Unfortunately, you can't say Jones was a huge help to the team overall. The Cavs really struggled defensively when he was on the floor, posting a 112.5 defensive rating with him on the court for the season, and a 110.8 defensive rating post-trade, so it wasn't just the first half's defensive issues. Jones did fine individually most nights, all things considered, and he made his fair share of hustle plays that were outright shocking. But he was most commonly a member of undersized units with Tristan Thompson at center where he was acting as the power forward defensively, and this was simply beyond Jones's capabilities. Too many times, Jones was asked to defend in the post or try and contain a bigger small forward, and the Cavs suffered, either because Jones would get destroyed, or because the team would have to jump through hoops to get Jones a matchup where he wasn't going to be an outright liability. Jones put in the effort, so you give him that, but the overall negative impact of having Jones on the floor was a problem.

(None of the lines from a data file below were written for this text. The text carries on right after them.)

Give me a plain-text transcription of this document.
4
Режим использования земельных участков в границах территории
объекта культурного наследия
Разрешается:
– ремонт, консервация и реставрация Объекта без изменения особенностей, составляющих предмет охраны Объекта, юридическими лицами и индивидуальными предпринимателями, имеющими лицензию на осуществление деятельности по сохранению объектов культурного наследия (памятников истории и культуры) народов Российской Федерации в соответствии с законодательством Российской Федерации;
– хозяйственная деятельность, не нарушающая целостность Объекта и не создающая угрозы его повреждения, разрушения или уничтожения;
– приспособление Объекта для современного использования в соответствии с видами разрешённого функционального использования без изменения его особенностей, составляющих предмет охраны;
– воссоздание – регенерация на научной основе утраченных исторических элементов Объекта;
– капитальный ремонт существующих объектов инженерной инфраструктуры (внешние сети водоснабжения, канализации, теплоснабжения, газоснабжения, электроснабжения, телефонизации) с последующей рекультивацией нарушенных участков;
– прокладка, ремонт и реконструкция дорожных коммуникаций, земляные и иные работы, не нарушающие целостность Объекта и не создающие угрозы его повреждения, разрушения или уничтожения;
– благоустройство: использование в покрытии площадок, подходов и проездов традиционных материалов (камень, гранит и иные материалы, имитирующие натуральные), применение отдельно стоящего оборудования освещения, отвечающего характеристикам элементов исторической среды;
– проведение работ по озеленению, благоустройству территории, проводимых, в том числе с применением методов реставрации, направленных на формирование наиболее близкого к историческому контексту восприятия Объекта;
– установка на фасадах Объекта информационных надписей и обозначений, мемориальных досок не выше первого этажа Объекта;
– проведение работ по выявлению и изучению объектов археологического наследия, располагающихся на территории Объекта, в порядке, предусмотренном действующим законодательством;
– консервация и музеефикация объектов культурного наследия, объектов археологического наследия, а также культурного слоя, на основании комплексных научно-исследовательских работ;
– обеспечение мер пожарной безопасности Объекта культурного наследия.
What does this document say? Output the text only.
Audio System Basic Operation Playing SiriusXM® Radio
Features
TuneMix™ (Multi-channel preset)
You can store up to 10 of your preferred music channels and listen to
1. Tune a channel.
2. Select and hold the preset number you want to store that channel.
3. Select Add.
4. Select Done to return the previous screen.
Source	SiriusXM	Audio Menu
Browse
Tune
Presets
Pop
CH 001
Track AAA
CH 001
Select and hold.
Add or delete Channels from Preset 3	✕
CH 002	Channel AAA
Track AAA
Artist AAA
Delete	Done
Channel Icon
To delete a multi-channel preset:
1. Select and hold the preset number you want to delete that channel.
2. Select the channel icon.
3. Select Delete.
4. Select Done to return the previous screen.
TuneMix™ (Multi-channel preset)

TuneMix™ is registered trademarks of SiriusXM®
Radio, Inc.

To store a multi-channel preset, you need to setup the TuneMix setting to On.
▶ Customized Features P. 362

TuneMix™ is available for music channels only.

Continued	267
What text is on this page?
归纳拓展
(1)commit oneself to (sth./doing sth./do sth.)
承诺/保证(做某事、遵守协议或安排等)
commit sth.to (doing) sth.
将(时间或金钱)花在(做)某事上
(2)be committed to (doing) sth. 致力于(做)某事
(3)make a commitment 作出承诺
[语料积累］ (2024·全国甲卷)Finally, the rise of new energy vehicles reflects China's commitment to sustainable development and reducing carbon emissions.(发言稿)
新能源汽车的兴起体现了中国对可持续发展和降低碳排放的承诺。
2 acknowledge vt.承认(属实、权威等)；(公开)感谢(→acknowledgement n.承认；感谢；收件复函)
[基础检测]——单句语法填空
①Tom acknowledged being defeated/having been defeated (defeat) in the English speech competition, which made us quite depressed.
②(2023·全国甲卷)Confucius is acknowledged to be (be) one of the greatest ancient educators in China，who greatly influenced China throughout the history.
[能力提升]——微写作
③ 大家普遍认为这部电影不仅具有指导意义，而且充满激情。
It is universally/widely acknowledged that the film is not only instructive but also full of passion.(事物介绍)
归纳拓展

Offensively, lineups with Jones were fine, especially when he shared the floor with one of the big three. He did not do this often, as he was often the go-to replacement for LeBron James or Kevin Love when they were hurt or resting, and spent a lot of time in garbage time lineups, too. When he shared the floor with any of LeBron, Love, or Kyrie Irving, the offense scored in the 108-110 points/100 possession range, per NBA.com/stats, but the drawback, again, was that any of these lineups were also just as bad defensively as they were good offensively.

Jones heads to unrestricted free agency this summer, and it would make sense for the Cavs to keep him. After all, he was on a ridiculously cheap contract last year - he made just $1.4 million this year - and could easily be had for a slight raise, and the Cavs wouldn't have to worry about cap juggling because they have his Bird rights and he can just take a similar deal. And as long as he can shoot, he'll have a place on the roster, even if that's just a Mike Miller-type role where he's playing less minutes and just coming in short spots to hit shots as matchups dictate. His veteran presence and experience with LeBron - and that's related to the fact that he's one of the senior members of the player's union playing with its vice president two years before a potential lockout - make him valuable to have around.

However, they can't rely on him as much as they did this year. He's a defensive liability, and that's not going to change as he gets older. You can play Jones, just not 15.6 minutes per game. In an ideal world, the Cavs will draft or trade for a wing who can defend the spots Jones was asked to, and use Jones and a guy like Rondae Hollis-Jefferson interchangeably depending on the situation. If Jones is your ninth man, you're in trouble; but if he has a reduced role, he's going to likely be effective in spots for this team next season.